Our clients considered these vagaries and reached a very practical conclusion: “Protect it all; let HHS sort it out.” In other words, they will not attempt to train their employees to make educated guesses about whether HIPAA applies to particular health information in the employer’s possession. Rather, they’ll treat it all as protected. They find this approach more practical and prudent than giving employees a cumbersome analytical scheme for determining whether HIPAA applies in a given situation. So while the employers provide some information with more protection than is required, they avoid confusing their plan personnel. This is classic adherence to the “KISS” concept.
Attack on a Broad Front
The HIPAA privacy rules allow a plan sponsor to designate all its plans subject to HIPAA as a single plan, for HIPAA privacy compliance purposes. In almost all cases this makes great sense. Aggregate all the sponsor’s plans for compliance purposes, even if some plans have a later compliance date. The plans will then have a single, comprehensive privacy policy and procedure, a single privacy official designation, and often even a comprehensive privacy notice.

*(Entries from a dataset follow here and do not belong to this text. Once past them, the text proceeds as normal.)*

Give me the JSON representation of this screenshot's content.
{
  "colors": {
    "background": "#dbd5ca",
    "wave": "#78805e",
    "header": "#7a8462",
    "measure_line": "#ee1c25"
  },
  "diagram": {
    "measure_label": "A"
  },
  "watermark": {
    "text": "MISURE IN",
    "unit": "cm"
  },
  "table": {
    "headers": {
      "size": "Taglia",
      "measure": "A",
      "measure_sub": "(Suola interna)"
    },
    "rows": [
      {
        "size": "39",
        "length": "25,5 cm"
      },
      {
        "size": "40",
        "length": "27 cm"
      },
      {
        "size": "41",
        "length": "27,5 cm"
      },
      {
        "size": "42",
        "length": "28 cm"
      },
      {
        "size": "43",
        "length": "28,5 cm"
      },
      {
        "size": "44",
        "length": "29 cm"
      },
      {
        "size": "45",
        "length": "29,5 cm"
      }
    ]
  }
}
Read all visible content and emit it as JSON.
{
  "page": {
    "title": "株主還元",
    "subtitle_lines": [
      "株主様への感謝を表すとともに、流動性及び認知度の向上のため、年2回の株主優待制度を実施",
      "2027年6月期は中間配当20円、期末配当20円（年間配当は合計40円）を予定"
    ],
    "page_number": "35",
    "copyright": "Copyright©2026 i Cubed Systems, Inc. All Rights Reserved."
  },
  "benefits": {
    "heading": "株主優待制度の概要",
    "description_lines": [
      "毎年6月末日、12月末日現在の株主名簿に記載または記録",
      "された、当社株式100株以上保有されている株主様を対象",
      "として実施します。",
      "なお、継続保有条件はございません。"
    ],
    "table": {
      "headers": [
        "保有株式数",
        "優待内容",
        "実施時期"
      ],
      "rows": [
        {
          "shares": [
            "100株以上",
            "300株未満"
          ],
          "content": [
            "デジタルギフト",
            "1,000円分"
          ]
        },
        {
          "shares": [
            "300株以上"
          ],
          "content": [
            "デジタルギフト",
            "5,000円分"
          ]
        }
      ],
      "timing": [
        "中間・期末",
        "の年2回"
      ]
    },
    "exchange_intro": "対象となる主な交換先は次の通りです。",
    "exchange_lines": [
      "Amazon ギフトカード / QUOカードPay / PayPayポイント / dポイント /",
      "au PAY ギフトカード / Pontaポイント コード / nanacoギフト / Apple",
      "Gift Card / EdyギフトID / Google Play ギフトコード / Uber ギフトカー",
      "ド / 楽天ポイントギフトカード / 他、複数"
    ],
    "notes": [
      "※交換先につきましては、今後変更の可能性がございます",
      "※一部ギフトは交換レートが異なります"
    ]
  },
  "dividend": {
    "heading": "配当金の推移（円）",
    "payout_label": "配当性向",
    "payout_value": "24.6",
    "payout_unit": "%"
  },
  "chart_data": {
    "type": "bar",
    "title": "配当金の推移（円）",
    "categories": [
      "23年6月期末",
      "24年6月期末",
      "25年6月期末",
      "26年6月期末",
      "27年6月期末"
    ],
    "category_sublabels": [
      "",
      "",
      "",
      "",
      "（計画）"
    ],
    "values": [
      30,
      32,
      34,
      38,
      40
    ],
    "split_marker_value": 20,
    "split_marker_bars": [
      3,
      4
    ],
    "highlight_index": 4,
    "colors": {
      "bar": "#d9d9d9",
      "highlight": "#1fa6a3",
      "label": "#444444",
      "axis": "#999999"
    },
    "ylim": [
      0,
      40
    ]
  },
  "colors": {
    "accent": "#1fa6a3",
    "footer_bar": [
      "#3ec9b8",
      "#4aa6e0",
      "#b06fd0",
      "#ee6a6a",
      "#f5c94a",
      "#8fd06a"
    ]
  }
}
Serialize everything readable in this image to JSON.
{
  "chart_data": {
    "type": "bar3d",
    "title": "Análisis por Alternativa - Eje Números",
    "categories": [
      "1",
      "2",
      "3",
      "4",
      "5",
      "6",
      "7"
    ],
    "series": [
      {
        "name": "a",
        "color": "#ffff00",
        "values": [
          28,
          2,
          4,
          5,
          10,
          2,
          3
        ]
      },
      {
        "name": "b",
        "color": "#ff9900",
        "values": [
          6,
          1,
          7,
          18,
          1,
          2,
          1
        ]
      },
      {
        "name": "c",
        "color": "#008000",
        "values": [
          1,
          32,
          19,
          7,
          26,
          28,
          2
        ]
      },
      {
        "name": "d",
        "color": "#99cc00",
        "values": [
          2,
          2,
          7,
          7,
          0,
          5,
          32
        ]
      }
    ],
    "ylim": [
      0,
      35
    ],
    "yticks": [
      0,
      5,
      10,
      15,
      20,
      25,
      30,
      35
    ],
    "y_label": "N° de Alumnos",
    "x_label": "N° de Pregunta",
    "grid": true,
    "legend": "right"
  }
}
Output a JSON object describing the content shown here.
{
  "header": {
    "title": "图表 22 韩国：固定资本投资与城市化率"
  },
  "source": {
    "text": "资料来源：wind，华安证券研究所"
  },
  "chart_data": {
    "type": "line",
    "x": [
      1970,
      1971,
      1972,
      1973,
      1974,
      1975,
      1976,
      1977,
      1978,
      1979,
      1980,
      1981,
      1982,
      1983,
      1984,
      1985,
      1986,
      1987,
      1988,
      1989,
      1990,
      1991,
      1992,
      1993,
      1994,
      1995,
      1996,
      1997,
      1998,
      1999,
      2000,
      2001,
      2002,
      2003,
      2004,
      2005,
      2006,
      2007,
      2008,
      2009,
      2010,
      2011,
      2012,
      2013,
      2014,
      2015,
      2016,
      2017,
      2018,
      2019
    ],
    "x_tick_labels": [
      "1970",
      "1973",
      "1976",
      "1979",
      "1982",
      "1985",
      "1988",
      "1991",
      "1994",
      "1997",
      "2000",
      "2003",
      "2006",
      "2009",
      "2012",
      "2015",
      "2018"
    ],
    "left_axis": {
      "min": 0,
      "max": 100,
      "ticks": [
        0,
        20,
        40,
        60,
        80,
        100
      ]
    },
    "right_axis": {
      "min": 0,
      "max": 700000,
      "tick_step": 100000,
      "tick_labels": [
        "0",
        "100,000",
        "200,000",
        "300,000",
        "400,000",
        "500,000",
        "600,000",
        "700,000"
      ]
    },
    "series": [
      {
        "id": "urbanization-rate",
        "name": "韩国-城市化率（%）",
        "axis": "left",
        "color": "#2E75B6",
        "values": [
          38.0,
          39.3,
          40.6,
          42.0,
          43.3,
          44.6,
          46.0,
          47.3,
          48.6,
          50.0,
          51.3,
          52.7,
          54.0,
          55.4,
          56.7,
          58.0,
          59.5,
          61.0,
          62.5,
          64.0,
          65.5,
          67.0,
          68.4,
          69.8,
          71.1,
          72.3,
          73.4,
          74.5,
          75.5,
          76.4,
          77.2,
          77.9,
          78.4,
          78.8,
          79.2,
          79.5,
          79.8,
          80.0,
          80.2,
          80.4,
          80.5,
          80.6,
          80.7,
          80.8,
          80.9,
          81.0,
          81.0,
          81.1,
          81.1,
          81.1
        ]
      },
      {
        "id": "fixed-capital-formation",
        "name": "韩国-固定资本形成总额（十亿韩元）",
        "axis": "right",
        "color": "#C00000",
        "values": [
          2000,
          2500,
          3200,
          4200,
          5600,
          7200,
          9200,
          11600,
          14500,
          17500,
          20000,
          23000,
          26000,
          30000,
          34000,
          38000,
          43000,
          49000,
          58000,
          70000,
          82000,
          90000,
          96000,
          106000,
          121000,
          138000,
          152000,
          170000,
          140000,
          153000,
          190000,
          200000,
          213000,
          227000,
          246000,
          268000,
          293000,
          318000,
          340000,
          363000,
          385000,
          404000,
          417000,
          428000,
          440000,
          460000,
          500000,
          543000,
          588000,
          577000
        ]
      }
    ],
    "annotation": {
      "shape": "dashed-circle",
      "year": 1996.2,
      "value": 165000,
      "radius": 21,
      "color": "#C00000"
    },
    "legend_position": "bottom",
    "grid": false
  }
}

Don’t Sweat the A-Bomb From the Government or Employees
Most early HIPAA seminars opened with an explanation of HIPAA’s penalty scheme (the scheme authorizes sizeable monetary penalties, and even jail time for deliberate, egregious violations). The tactic likely was designed to grab the attention of those in attendance, but in most cases served merely to frighten.
The reality is that employees cannot sue a plan or plan sponsor under HIPAA. HIPAA confers no individual “cause of action” under the law. Enforcement of the HIPAA privacy scheme is vested solely in HHS’s Office of Civil Rights. While some lawyers have argued that state courts might begin to borrow the HIPAA scheme as the state law “standard of care” in lawsuits that employees might bring, we think this scenario - if it occurs at all - will evolve only over many years.
HHS, for its part, has said publicly that at least early on its focus on audit will be to identify compliance problems and to help covered entities (providers and plans) come into compliance.
And for several reasons we think HHS’s audit initiatives are more likely to focus on providers than employer-sponsored plans, particularly self-insured plans.
Don’t Worry. Be Happy.
Perhaps we should not be quite so glib. But we think most health plan sponsors, if they do just a little homework, and assess their true needs, will find that HIPAA privacy compliance for their plans can be had practically, efficiently, and cost-effectively, and without the bloodshed they may have been led to believe is inevitable.